Menghidupkan malam (qiyamul lail) adalah inti dari perayaan Nisfu Sya’ban. Anda dapat mengerjakan berbagai shalat sunnah, seperti:

  • Shalat Tahajud: Dilakukan di sepertiga malam terakhir setelah terjaga dari tidur.
  • Shalat Hajat: Untuk memohon keinginan atau hajat tertentu agar dikabulkan Allah.
  • Shalat Tasbih: Shalat yang di dalamnya mengandung banyak bacaan tasbih, yang memiliki keutamaan luar biasa dalam menghapus dosa-dosa masa lalu.

2. Membaca dan Meresapi Al-Qur’an

Alih-alih sekadar membaca, cobalah untuk memahami arti dan meresapi kandungan ayat-ayat suci Al-Qur’an. Banyak kalangan umat Islam di Indonesia memiliki tradisi membaca Surat Yasin sebanyak tiga kali dengan niat memohon panjang umur dalam ketaatan, dijauhkan dari marabahaya, serta memohon ketetapan iman.

3. Istighfar dan Doa yang Khusyuk

Malam ini adalah malam “pemutihan” dosa. Perbanyaklah membaca Sayyidul Istighfar atau kalimat sederhana seperti “Astaghfirullah wa atubu ilaih”. Doakan pula orang tua, keluarga, dan sesama umat Muslim agar diberikan perlindungan, terutama di tengah situasi dunia yang penuh tantangan saat ini.

4. Puasa Sunnah Nisfu Sya’ban (Ayyamul Bidh)
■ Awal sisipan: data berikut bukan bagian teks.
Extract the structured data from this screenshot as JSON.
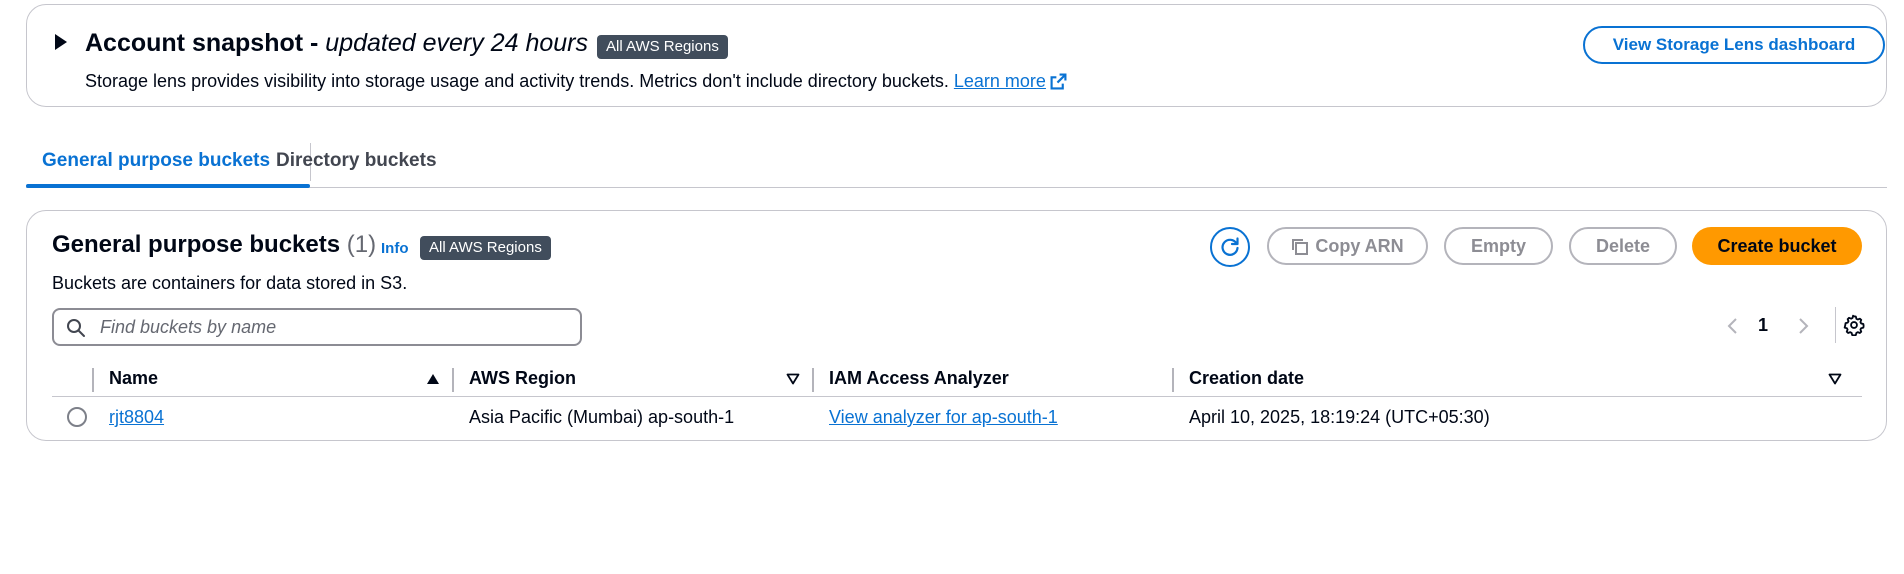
{
  "snapshot": {
    "title_bold": "Account snapshot - ",
    "title_italic": "updated every 24 hours",
    "badge": "All AWS Regions",
    "description": "Storage lens provides visibility into storage usage and activity trends. Metrics don't include directory buckets. ",
    "learn_more": "Learn more",
    "view_dashboard_button": "View Storage Lens dashboard"
  },
  "tabs": [
    {
      "label": "General purpose buckets",
      "active": true
    },
    {
      "label": "Directory buckets",
      "active": false
    }
  ],
  "buckets": {
    "title": "General purpose buckets",
    "count": "(1)",
    "info": "Info",
    "badge": "All AWS Regions",
    "description": "Buckets are containers for data stored in S3.",
    "actions": {
      "copy_arn": "Copy ARN",
      "empty": "Empty",
      "delete": "Delete",
      "create": "Create bucket"
    },
    "search": {
      "placeholder": "Find buckets by name",
      "value": ""
    },
    "pagination": {
      "current_page": "1"
    },
    "columns": [
      "Name",
      "AWS Region",
      "IAM Access Analyzer",
      "Creation date"
    ],
    "rows": [
      {
        "name": "rjt8804",
        "region": "Asia Pacific (Mumbai) ap-south-1",
        "analyzer": "View analyzer for ap-south-1",
        "creation_date": "April 10, 2025, 18:19:24 (UTC+05:30)"
      }
    ]
  },
  "colors": {
    "accent": "#0972d3",
    "primary_button": "#ff9900",
    "badge_bg": "#414d5c",
    "disabled": "#8d8d94"
  },
  "icons": [
    "caret-right-icon",
    "external-link-icon",
    "refresh-icon",
    "copy-icon",
    "search-icon",
    "chevron-left-icon",
    "chevron-right-icon",
    "settings-icon",
    "sort-ascending-icon",
    "sort-icon"
  ]
}
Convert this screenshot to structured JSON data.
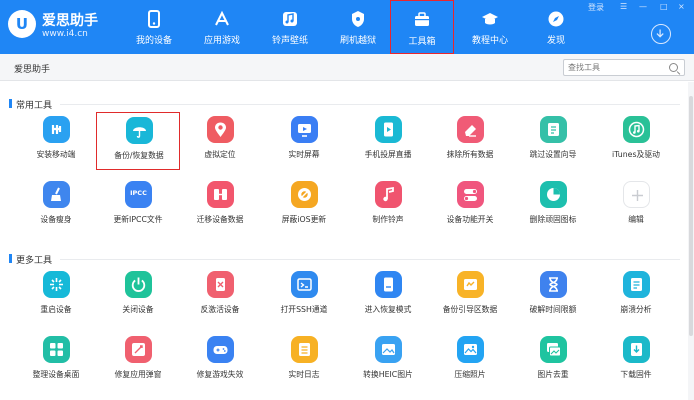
{
  "header": {
    "logo_initial": "U",
    "logo_name": "爱思助手",
    "logo_url": "www.i4.cn",
    "nav": [
      {
        "label": "我的设备",
        "icon": "phone-icon"
      },
      {
        "label": "应用游戏",
        "icon": "app-store-icon"
      },
      {
        "label": "铃声壁纸",
        "icon": "music-icon"
      },
      {
        "label": "刷机越狱",
        "icon": "shield-icon"
      },
      {
        "label": "工具箱",
        "icon": "toolbox-icon",
        "active": true
      },
      {
        "label": "教程中心",
        "icon": "graduation-cap-icon"
      },
      {
        "label": "发现",
        "icon": "compass-icon"
      }
    ],
    "login_label": "登录",
    "window_controls": [
      "☰",
      "—",
      "□",
      "×"
    ]
  },
  "subbar": {
    "title": "爱思助手",
    "search_placeholder": "查找工具"
  },
  "sections": [
    {
      "title": "常用工具",
      "tools": [
        {
          "label": "安装移动端",
          "icon": "install-icon",
          "color": "#2aa1f1"
        },
        {
          "label": "备份/恢复数据",
          "icon": "umbrella-icon",
          "color": "#19b7d8",
          "highlight": true
        },
        {
          "label": "虚拟定位",
          "icon": "location-pin-icon",
          "color": "#ef5c62"
        },
        {
          "label": "实时屏幕",
          "icon": "screen-share-icon",
          "color": "#3a7ef4"
        },
        {
          "label": "手机投屏直播",
          "icon": "play-video-icon",
          "color": "#1ab9d4"
        },
        {
          "label": "抹除所有数据",
          "icon": "eraser-icon",
          "color": "#f05b76"
        },
        {
          "label": "跳过设置向导",
          "icon": "skip-guide-icon",
          "color": "#35c0a8"
        },
        {
          "label": "iTunes及驱动",
          "icon": "itunes-icon",
          "color": "#2ac197"
        },
        {
          "label": "设备瘦身",
          "icon": "broom-icon",
          "color": "#3f86ee"
        },
        {
          "label": "更新IPCC文件",
          "icon": "ipcc-icon",
          "color": "#3a82f2",
          "icon_text": "IPCC"
        },
        {
          "label": "迁移设备数据",
          "icon": "transfer-icon",
          "color": "#f2566d"
        },
        {
          "label": "屏蔽iOS更新",
          "icon": "gear-block-icon",
          "color": "#f5a722"
        },
        {
          "label": "制作铃声",
          "icon": "music-note-icon",
          "color": "#f0546f"
        },
        {
          "label": "设备功能开关",
          "icon": "toggle-icon",
          "color": "#f0567e"
        },
        {
          "label": "删除顽固图标",
          "icon": "pie-icon",
          "color": "#1dbfae"
        },
        {
          "label": "编辑",
          "icon": "plus-icon",
          "color": "#ffffff"
        }
      ]
    },
    {
      "title": "更多工具",
      "tools": [
        {
          "label": "重启设备",
          "icon": "restart-icon",
          "color": "#16b9d8"
        },
        {
          "label": "关闭设备",
          "icon": "power-icon",
          "color": "#1fc39a"
        },
        {
          "label": "反激活设备",
          "icon": "deactivate-icon",
          "color": "#f0606f"
        },
        {
          "label": "打开SSH通道",
          "icon": "terminal-icon",
          "color": "#2f8aef"
        },
        {
          "label": "进入恢复模式",
          "icon": "recovery-icon",
          "color": "#2f86f2"
        },
        {
          "label": "备份引导区数据",
          "icon": "backup-boot-icon",
          "color": "#f8b327"
        },
        {
          "label": "破解时间限额",
          "icon": "hourglass-icon",
          "color": "#3f82ee"
        },
        {
          "label": "崩溃分析",
          "icon": "crash-report-icon",
          "color": "#1fb4dc"
        },
        {
          "label": "整理设备桌面",
          "icon": "grid-icon",
          "color": "#22bea6"
        },
        {
          "label": "修复应用弹窗",
          "icon": "repair-app-icon",
          "color": "#f0606f"
        },
        {
          "label": "修复游戏失效",
          "icon": "gamepad-icon",
          "color": "#3a82f2"
        },
        {
          "label": "实时日志",
          "icon": "log-icon",
          "color": "#f7b124"
        },
        {
          "label": "转换HEIC图片",
          "icon": "image-convert-icon",
          "color": "#39a2f2"
        },
        {
          "label": "压缩照片",
          "icon": "compress-photo-icon",
          "color": "#23a4f3"
        },
        {
          "label": "图片去重",
          "icon": "photo-dedup-icon",
          "color": "#1fc4a0"
        },
        {
          "label": "下载固件",
          "icon": "download-firmware-icon",
          "color": "#1bb9c9"
        }
      ]
    }
  ]
}
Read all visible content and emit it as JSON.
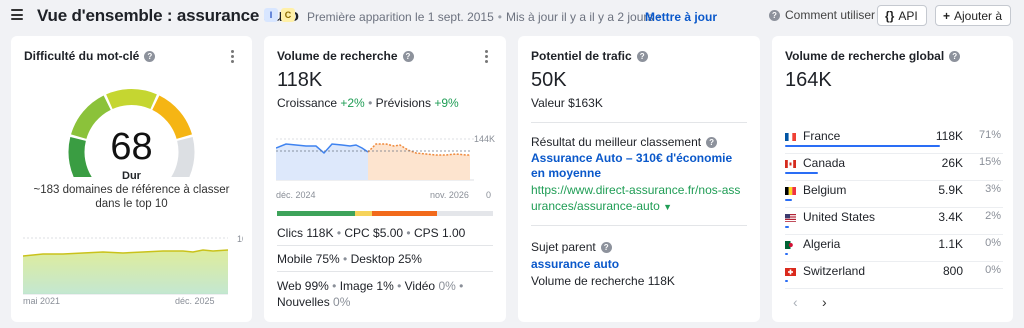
{
  "header": {
    "title": "Vue d'ensemble : assurance auto",
    "intent_i": "I",
    "intent_c": "C",
    "first_seen": "Première apparition le 1 sept. 2015",
    "updated": "Mis à jour il y a il y a 2 jours",
    "update_link": "Mettre à jour",
    "help": "Comment utiliser",
    "api_label": "API",
    "add_label": "Ajouter à"
  },
  "kd": {
    "title": "Difficulté du mot-clé",
    "value": "68",
    "level": "Dur",
    "description": "~183 domaines de référence à classer dans le top 10",
    "chart_max": "100",
    "chart_min": "0",
    "x_start": "mai 2021",
    "x_end": "déc. 2025",
    "gauge_score": 68
  },
  "volume": {
    "title": "Volume de recherche",
    "value": "118K",
    "growth_label": "Croissance",
    "growth_value": "+2%",
    "forecast_label": "Prévisions",
    "forecast_value": "+9%",
    "chart_max": "144K",
    "chart_min": "0",
    "x_start": "déc. 2024",
    "x_end": "nov. 2026",
    "clicks": "Clics 118K",
    "cpc": "CPC $5.00",
    "cps": "CPS 1.00",
    "mobile": "Mobile 75%",
    "desktop": "Desktop 25%",
    "web": "Web 99%",
    "image": "Image 1%",
    "video_label": "Vidéo",
    "video_value": "0%",
    "news_label": "Nouvelles",
    "news_value": "0%",
    "split": [
      {
        "share": 0.36,
        "color": "#3da35a"
      },
      {
        "share": 0.08,
        "color": "#f6d35a"
      },
      {
        "share": 0.3,
        "color": "#f26a1b"
      },
      {
        "share": 0.26,
        "color": "#e4e6ea"
      }
    ]
  },
  "traffic": {
    "title": "Potentiel de trafic",
    "value": "50K",
    "value_sub": "Valeur $163K",
    "best_label": "Résultat du meilleur classement",
    "best_title": "Assurance Auto – 310€ d'économie en moyenne",
    "best_url": "https://www.direct-assurance.fr/nos-assurances/assurance-auto",
    "parent_label": "Sujet parent",
    "parent_topic": "assurance auto",
    "parent_volume": "Volume de recherche 118K"
  },
  "global": {
    "title": "Volume de recherche global",
    "value": "164K",
    "countries": [
      {
        "name": "France",
        "volume": "118K",
        "pct": "71%",
        "share": 0.71,
        "flag": "fr"
      },
      {
        "name": "Canada",
        "volume": "26K",
        "pct": "15%",
        "share": 0.15,
        "flag": "ca"
      },
      {
        "name": "Belgium",
        "volume": "5.9K",
        "pct": "3%",
        "share": 0.03,
        "flag": "be"
      },
      {
        "name": "United States",
        "volume": "3.4K",
        "pct": "2%",
        "share": 0.02,
        "flag": "us"
      },
      {
        "name": "Algeria",
        "volume": "1.1K",
        "pct": "0%",
        "share": 0.005,
        "flag": "dz"
      },
      {
        "name": "Switzerland",
        "volume": "800",
        "pct": "0%",
        "share": 0.004,
        "flag": "ch"
      }
    ],
    "prev": "‹",
    "next": "›"
  },
  "colors": {
    "accent": "#0a58ca",
    "positive": "#1f9d55",
    "bar": "#2a6df5"
  }
}
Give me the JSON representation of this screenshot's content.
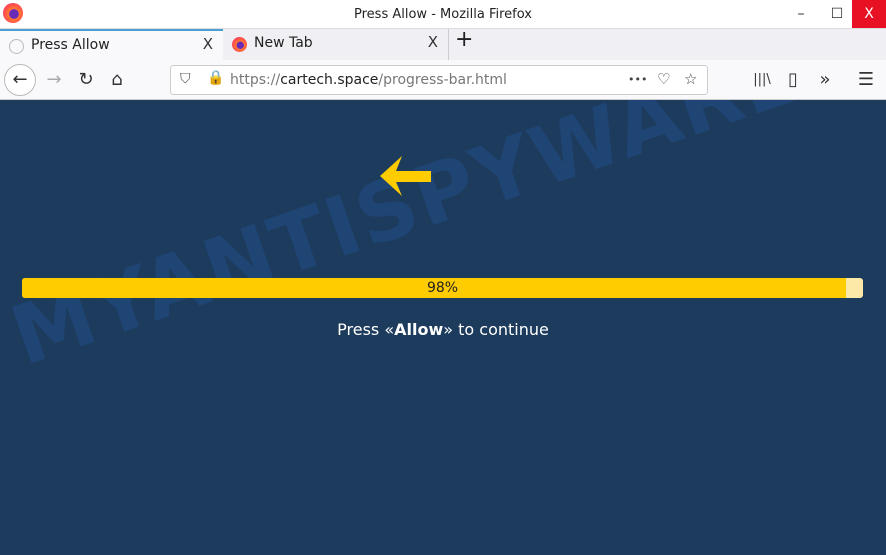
{
  "window": {
    "title": "Press Allow - Mozilla Firefox",
    "minimize": "–",
    "maximize": "☐",
    "close": "X"
  },
  "tabs": [
    {
      "label": "Press Allow",
      "close": "X"
    },
    {
      "label": "New Tab",
      "close": "X"
    }
  ],
  "new_tab": "+",
  "nav": {
    "back": "←",
    "forward": "→",
    "reload": "↻",
    "home": "⌂",
    "url_prefix": "https://",
    "url_domain": "cartech.space",
    "url_path": "/progress-bar.html",
    "more": "•••",
    "pocket": "♡",
    "bookmark": "☆",
    "library": "|||\\",
    "sidebar": "▯",
    "overflow": "»",
    "menu": "☰"
  },
  "page": {
    "progress_percent": 98,
    "progress_label": "98%",
    "msg_before": "Press «",
    "msg_bold": "Allow",
    "msg_after": "» to continue",
    "accent": "#ffcc00",
    "background": "#1d3b5c"
  },
  "watermark": "MYANTISPYWARE.COM"
}
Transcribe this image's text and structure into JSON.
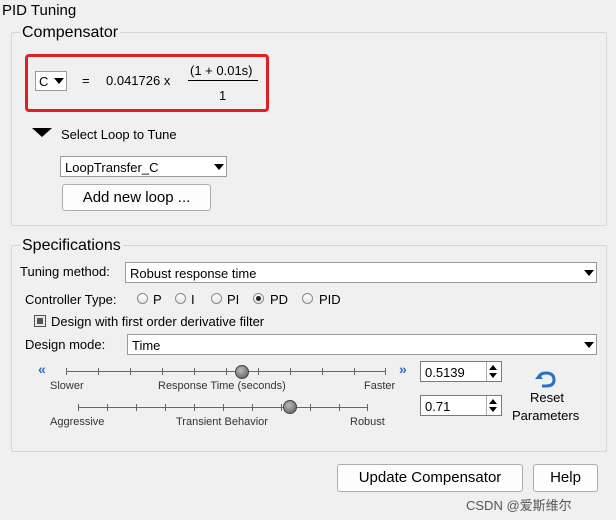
{
  "window": {
    "title": "PID Tuning"
  },
  "compensator": {
    "group_title": "Compensator",
    "selector_value": "C",
    "equals": "=",
    "gain": "0.041726 x",
    "numerator": "(1 + 0.01s)",
    "denominator": "1",
    "select_loop_label": "Select Loop to Tune",
    "loop_value": "LoopTransfer_C",
    "add_loop_button": "Add new loop ..."
  },
  "specifications": {
    "group_title": "Specifications",
    "tuning_method_label": "Tuning method:",
    "tuning_method_value": "Robust response time",
    "controller_type_label": "Controller Type:",
    "controller_types": [
      "P",
      "I",
      "PI",
      "PD",
      "PID"
    ],
    "controller_type_selected": "PD",
    "derivative_filter_label": "Design with first order derivative filter",
    "design_mode_label": "Design mode:",
    "design_mode_value": "Time",
    "response_slider": {
      "left_label": "Slower",
      "center_label": "Response Time (seconds)",
      "right_label": "Faster",
      "value": "0.5139",
      "position_fraction": 0.55
    },
    "behavior_slider": {
      "left_label": "Aggressive",
      "center_label": "Transient Behavior",
      "right_label": "Robust",
      "value": "0.71",
      "position_fraction": 0.73
    },
    "reset_label_line1": "Reset",
    "reset_label_line2": "Parameters"
  },
  "footer": {
    "update_button": "Update Compensator",
    "help_button": "Help",
    "watermark": "CSDN @爱斯维尔"
  },
  "colors": {
    "highlight_box": "#e02020",
    "arrow_blue": "#2a70c8"
  }
}
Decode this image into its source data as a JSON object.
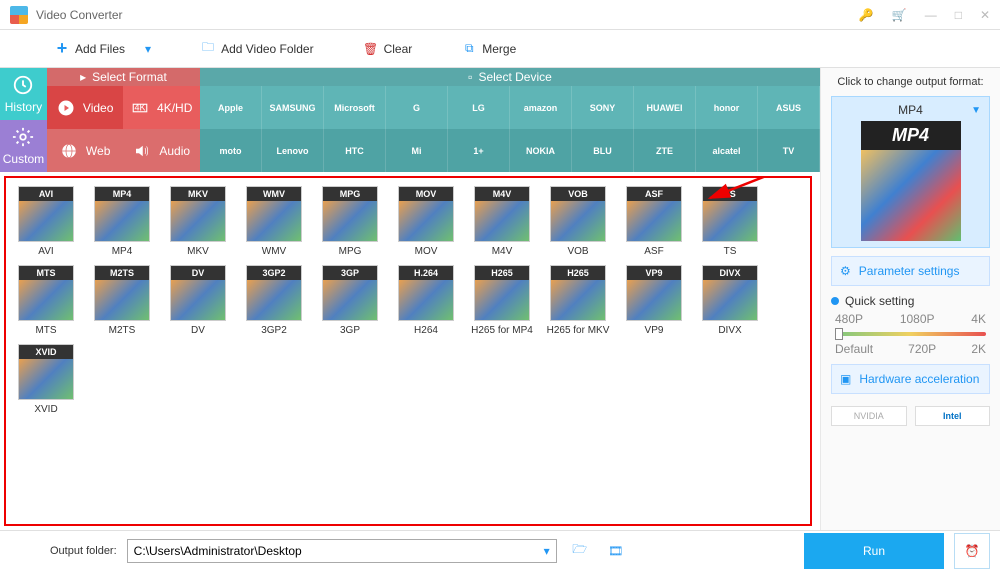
{
  "app": {
    "title": "Video Converter"
  },
  "toolbar": {
    "add_files": "Add Files",
    "add_folder": "Add Video Folder",
    "clear": "Clear",
    "merge": "Merge"
  },
  "side_tabs": {
    "history": "History",
    "custom": "Custom"
  },
  "format_header": "Select Format",
  "device_header": "Select Device",
  "mid_tabs": {
    "video": "Video",
    "hd": "4K/HD",
    "web": "Web",
    "audio": "Audio"
  },
  "devices_row1": [
    "Apple",
    "SAMSUNG",
    "Microsoft",
    "G",
    "LG",
    "amazon",
    "SONY",
    "HUAWEI",
    "honor",
    "ASUS"
  ],
  "devices_row2": [
    "moto",
    "Lenovo",
    "HTC",
    "Mi",
    "1+",
    "NOKIA",
    "BLU",
    "ZTE",
    "alcatel",
    "TV"
  ],
  "formats": [
    {
      "badge": "AVI",
      "label": "AVI"
    },
    {
      "badge": "MP4",
      "label": "MP4"
    },
    {
      "badge": "MKV",
      "label": "MKV"
    },
    {
      "badge": "WMV",
      "label": "WMV"
    },
    {
      "badge": "MPG",
      "label": "MPG"
    },
    {
      "badge": "MOV",
      "label": "MOV"
    },
    {
      "badge": "M4V",
      "label": "M4V"
    },
    {
      "badge": "VOB",
      "label": "VOB"
    },
    {
      "badge": "ASF",
      "label": "ASF"
    },
    {
      "badge": "TS",
      "label": "TS"
    },
    {
      "badge": "MTS",
      "label": "MTS"
    },
    {
      "badge": "M2TS",
      "label": "M2TS"
    },
    {
      "badge": "DV",
      "label": "DV"
    },
    {
      "badge": "3GP2",
      "label": "3GP2"
    },
    {
      "badge": "3GP",
      "label": "3GP"
    },
    {
      "badge": "H.264",
      "label": "H264"
    },
    {
      "badge": "H265",
      "label": "H265 for MP4"
    },
    {
      "badge": "H265",
      "label": "H265 for MKV"
    },
    {
      "badge": "VP9",
      "label": "VP9"
    },
    {
      "badge": "DIVX",
      "label": "DIVX"
    },
    {
      "badge": "XVID",
      "label": "XVID"
    }
  ],
  "right": {
    "change_label": "Click to change output format:",
    "selected_format": "MP4",
    "selected_badge": "MP4",
    "parameter_settings": "Parameter settings",
    "quick_setting": "Quick setting",
    "slider_labels_top": [
      "480P",
      "1080P",
      "4K"
    ],
    "slider_labels_bottom": [
      "Default",
      "720P",
      "2K"
    ],
    "hardware_accel": "Hardware acceleration",
    "nvidia": "NVIDIA",
    "intel": "Intel"
  },
  "bottom": {
    "output_folder_label": "Output folder:",
    "output_folder_path": "C:\\Users\\Administrator\\Desktop",
    "run": "Run"
  }
}
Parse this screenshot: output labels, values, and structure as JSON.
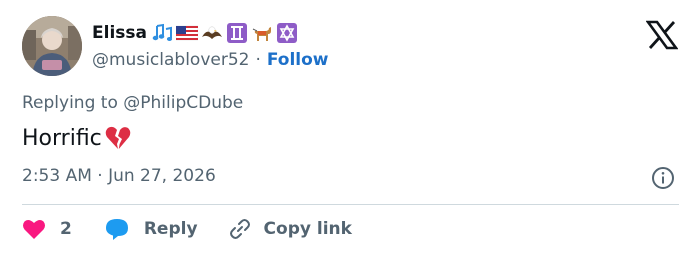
{
  "user": {
    "display_name": "Elissa",
    "handle": "@musiclablover52",
    "follow_label": "Follow",
    "separator": "·",
    "name_emojis": [
      "musical-notes-icon",
      "us-flag-icon",
      "eagle-icon",
      "gemini-icon",
      "service-dog-icon",
      "star-of-david-icon"
    ]
  },
  "tweet": {
    "replying_to": "Replying to @PhilipCDube",
    "text": "Horrific",
    "text_emoji": "broken-heart-icon",
    "timestamp": "2:53 AM · Jun 27, 2026"
  },
  "actions": {
    "like_count": "2",
    "reply_label": "Reply",
    "copy_link_label": "Copy link"
  },
  "colors": {
    "accent": "#1d9bf0",
    "follow": "#1d70c9",
    "like": "#f91880",
    "muted": "#536471",
    "text": "#0f1419",
    "divider": "#cfd9de"
  }
}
Berpuasa pada tanggal 15 Sya’ban (Selasa, 3 Februari 2026) sangat dianjurkan. Selain karena bertepatan dengan Nisfu Sya’ban, puasa ini juga termasuk dalam kategori puasa Ayyamul Bidh (puasa hari-hari putih di pertengahan bulan). Puasa ini berfungsi sebagai detoksifikasi jiwa agar lebih siap menyambut kewajiban puasa Ramadhan sebulan penuh.

5. Bersedekah dan Rekonsiliasi Sosial

Ibadah tidak melulu soal hubungan dengan Tuhan (Hablum Minallah), tetapi juga hubungan dengan sesama manusia (Hablum Minannas). Malam Nisfu Sya’ban adalah waktu yang tepat untuk bersedekah kepada yang membutuhkan atau memberi makan orang lain. Selain itu, gunakan momentum ini untuk saling memaafkan dan menyambung tali silaturahmi yang mungkin sempat renggang.

Kesempatan ini terbuka lebar bagi seluruh umat Islam tanpa terkecuali. Baik laki-laki, perempuan, tua, maupun muda, semuanya memiliki akses yang sama terhadap rahmat Allah di malam ini. Kesungguhan dan keikhlasan hati adalah kunci utama agar amalan kita diterima.

Malam Nisfu Sya’ban adalah pengingat bahwa waktu terus berjalan dan amal kita terus dicatat. Mari manfaatkan malam yang penuh cahaya ini dengan penuh harap akan ampunan-Nya.